Dampak Konflik dan Pergolakan Indonesia tahun 1960-an di Bidang Ekonomi

Konflik yang terjadi di Indonesia antara tahun 1955 sesaat setalah pemilu Indonesia yang pertama dan dekrit presiden sampai tahun 1960-an juga berdampak di bidang ekonomi.

Peristiwa-Peristiwa di Bidang Ekonomi

Pengakuan kedaulatan ternyata belum bisa menyelesaikan perjuangan yang dijalankan bangsa Indonesia. Belanda meninggalkan beban utang luar negeri kita sebesar Rp1,5 miliar dan utang dalam negeri sejumlah Rp2,8 miliar.

Defisit pemerintah waktu itu sejumlah Rp5,1 miliar. Ada beberapa langkah yang diambil oleh pemerintah untuk mengurangi beban tersebut.

1) Menteri Keuangan Mr. Sjafruddin Prawiranegara mengeluarkan Keputusan Menteri Keuangan Republik Indonesia Serikat Nomor PU I tanggal 19 Maret 1950.

Dengan dasar keputusan ini pemerintahan Kabinet Hatta melaksanakan pengguntingan uang dari nilai Rp5,00 ke atas sehingga nilainya tinggal separuh. Kebijakan ini biasa disebut sanering.

Selanjutnya, pemerintah mengeluarkan Undang-Undang Darurat Nomor 21 Tahun 1950 tentang Pengeluaran Uang Kertas Baru. Kebijakan menteri keuangan itu sendiri menuai banyak kritikan sehingga mendapat sebutan Gunting Sjafruddin.
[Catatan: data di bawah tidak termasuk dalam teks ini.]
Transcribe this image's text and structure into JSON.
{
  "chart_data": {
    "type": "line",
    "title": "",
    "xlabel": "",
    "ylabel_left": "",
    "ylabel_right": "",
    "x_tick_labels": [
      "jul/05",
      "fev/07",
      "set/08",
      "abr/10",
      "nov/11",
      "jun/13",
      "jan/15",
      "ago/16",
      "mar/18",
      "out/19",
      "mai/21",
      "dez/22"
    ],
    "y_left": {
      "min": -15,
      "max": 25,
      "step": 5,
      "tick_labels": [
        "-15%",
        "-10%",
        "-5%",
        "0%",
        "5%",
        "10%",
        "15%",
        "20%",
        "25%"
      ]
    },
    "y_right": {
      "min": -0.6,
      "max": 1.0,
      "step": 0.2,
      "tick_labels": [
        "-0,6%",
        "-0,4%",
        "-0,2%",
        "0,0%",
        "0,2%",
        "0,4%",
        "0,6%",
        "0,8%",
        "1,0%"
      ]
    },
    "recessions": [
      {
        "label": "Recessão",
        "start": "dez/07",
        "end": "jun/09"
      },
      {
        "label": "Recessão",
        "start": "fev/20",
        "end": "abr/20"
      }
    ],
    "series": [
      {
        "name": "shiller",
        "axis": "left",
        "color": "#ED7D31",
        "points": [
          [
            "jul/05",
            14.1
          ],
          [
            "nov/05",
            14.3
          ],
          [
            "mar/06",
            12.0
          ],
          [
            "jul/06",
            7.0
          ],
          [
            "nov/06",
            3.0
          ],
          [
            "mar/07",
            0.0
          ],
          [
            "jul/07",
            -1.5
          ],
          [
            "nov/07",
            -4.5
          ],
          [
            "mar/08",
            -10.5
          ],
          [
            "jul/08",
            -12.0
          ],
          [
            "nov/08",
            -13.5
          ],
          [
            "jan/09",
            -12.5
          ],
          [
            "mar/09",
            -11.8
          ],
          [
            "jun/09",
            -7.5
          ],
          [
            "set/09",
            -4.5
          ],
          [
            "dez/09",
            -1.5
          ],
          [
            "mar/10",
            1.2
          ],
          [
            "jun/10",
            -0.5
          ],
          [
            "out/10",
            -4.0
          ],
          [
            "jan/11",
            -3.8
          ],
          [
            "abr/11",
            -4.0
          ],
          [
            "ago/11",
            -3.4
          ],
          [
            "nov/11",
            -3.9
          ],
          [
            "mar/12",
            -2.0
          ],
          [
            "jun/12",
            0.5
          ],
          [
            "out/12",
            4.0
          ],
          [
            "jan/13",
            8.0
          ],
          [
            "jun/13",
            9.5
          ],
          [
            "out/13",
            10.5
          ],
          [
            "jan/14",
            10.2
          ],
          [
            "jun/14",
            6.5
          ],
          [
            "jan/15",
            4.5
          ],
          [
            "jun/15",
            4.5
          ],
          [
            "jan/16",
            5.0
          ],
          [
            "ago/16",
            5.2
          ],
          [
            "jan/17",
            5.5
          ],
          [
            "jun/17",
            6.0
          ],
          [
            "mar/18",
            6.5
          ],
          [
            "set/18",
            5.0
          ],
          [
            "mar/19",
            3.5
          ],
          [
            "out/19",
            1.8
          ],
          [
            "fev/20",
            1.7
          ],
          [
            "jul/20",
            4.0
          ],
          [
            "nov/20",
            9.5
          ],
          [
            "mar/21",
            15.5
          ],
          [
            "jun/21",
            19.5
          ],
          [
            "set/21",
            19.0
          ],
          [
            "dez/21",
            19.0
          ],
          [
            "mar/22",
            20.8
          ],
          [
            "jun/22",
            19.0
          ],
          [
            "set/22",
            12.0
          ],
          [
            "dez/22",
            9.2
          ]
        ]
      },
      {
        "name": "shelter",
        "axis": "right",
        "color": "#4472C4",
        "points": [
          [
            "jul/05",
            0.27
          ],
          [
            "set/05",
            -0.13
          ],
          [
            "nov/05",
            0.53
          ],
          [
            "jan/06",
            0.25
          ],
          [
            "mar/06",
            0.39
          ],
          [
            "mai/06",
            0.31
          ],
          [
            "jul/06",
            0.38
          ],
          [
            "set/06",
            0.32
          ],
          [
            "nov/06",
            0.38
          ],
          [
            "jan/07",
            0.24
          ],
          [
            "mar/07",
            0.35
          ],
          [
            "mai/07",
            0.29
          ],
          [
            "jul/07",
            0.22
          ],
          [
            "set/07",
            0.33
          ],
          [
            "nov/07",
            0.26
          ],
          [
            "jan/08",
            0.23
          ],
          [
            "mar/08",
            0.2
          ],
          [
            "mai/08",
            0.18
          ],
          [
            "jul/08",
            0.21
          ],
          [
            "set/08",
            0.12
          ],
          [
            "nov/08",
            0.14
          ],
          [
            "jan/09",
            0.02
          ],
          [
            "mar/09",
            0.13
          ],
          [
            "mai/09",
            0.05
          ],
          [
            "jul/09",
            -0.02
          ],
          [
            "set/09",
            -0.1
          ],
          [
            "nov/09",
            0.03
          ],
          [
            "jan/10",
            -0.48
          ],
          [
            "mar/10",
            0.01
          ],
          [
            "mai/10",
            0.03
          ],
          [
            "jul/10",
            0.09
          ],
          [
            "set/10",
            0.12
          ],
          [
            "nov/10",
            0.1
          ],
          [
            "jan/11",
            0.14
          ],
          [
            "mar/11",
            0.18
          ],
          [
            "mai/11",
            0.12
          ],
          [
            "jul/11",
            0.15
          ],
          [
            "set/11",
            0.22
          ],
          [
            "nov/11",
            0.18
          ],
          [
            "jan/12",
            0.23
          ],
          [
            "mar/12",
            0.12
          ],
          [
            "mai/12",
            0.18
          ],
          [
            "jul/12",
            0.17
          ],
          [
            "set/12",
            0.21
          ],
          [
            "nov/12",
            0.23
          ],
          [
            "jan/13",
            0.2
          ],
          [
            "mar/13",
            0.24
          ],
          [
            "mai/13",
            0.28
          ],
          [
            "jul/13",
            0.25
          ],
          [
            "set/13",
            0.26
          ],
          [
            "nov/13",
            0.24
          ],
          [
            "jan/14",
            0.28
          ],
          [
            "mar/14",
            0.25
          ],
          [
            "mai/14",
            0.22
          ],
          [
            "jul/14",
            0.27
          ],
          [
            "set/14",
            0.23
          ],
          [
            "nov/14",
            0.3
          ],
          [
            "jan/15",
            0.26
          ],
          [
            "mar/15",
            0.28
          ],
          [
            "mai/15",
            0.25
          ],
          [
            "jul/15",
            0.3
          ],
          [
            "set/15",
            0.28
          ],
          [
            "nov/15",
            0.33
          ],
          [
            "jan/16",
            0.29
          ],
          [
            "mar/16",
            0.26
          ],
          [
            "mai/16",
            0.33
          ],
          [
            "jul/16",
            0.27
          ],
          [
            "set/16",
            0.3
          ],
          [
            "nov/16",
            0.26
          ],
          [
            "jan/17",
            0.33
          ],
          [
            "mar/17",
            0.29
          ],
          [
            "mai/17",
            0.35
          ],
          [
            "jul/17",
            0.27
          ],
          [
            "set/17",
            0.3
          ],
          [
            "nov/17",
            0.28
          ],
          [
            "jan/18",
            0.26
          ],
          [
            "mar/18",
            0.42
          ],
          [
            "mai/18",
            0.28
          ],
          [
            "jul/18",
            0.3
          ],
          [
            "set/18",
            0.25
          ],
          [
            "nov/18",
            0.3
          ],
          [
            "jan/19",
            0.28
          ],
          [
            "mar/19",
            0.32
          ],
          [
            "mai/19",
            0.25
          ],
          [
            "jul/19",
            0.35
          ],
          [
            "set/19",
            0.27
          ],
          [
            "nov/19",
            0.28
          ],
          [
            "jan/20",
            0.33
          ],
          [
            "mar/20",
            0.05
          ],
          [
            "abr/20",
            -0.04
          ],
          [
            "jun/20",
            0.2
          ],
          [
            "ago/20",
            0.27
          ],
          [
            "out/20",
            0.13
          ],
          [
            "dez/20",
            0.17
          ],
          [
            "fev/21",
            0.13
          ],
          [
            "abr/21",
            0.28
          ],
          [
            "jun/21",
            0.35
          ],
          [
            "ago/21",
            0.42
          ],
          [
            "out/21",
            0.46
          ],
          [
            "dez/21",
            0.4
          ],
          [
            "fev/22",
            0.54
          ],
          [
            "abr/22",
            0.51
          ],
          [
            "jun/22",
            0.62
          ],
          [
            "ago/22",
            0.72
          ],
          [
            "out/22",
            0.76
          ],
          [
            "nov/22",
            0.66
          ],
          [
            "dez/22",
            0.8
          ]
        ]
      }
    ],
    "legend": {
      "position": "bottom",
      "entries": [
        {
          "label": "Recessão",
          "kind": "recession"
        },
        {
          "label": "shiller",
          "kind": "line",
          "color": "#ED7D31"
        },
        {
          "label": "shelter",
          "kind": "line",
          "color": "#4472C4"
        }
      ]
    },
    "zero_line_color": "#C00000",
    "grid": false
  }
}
2) Pemerintah mengajukan pinjaman kepada negara-negara luar. Jumlah yang didapat dari pinjaman wajib sebesar Rp1,6 miliar dan dari negeri Belanda sebesar Rp200.000.000,00. Pinjaman-pinjaman itu bisa digunakan untuk mengurangi defisit.

Dampak Konflik dan Pergolakan Indonesia tahun 1960-an di Bidang Ekonomi
Simbol Ekonomi

3) Pemerintah berusaha mendapatkan kredit dari luar negeri. Kredit tersebut akan digunakan untuk pembangunan prasarana ekonomi. Oleh karena itu, pemerintah mengirim Misi Djuanda.

Menteri Kemakmuran Ir. Djuanda dikirim ke Amerika Serikat dan mendapat kredit dari Exim Bank of Washington sejumlah $ 100.000.000.

Dari jumlah tersebut $ 52.245.000 di antaranya digunakan untuk membangun proyek-proyek pengangkutan otomotif, pembangunan jalan, telekomunikasi, pelabuhan, kereta api, dan perhubungan udara.

Mulai tahun 1951 penerimaan pemerintah mulai berkurang. Saat itu volume perdagangan internasional mengalami penurunan. Indonesia sendiri tidak memiliki barang-barang ekspor lainnya kecuali hasil perkebunan.

Hal itu diperparah dengan semakin tingginya pengeluaran pemerintah. Pengeluaran ini dilatarbelakangi adanya ketidakstabilan situasi politik, perluasan program pemerintah, dan biaya untuk operasioperasi keamanan dalam negeri.

Kondisi itu menimbulkan defisit anggaran. Oleh karena defisit ini, ada kecenderungan untuk mencetak uang baru. Dampak selanjutnya adalah tingginya laju inflasi yang bisa menghambat produksi karena naiknya upah.

Untuk mengatasinya, pemerintah berusaha keras untuk meningkatkan penghasilan negara. Caranya antara lain dengan meninjau kembali kebijakan moneter dan melakukan nasionalisasi berbagai perusahaan dan aset Belanda.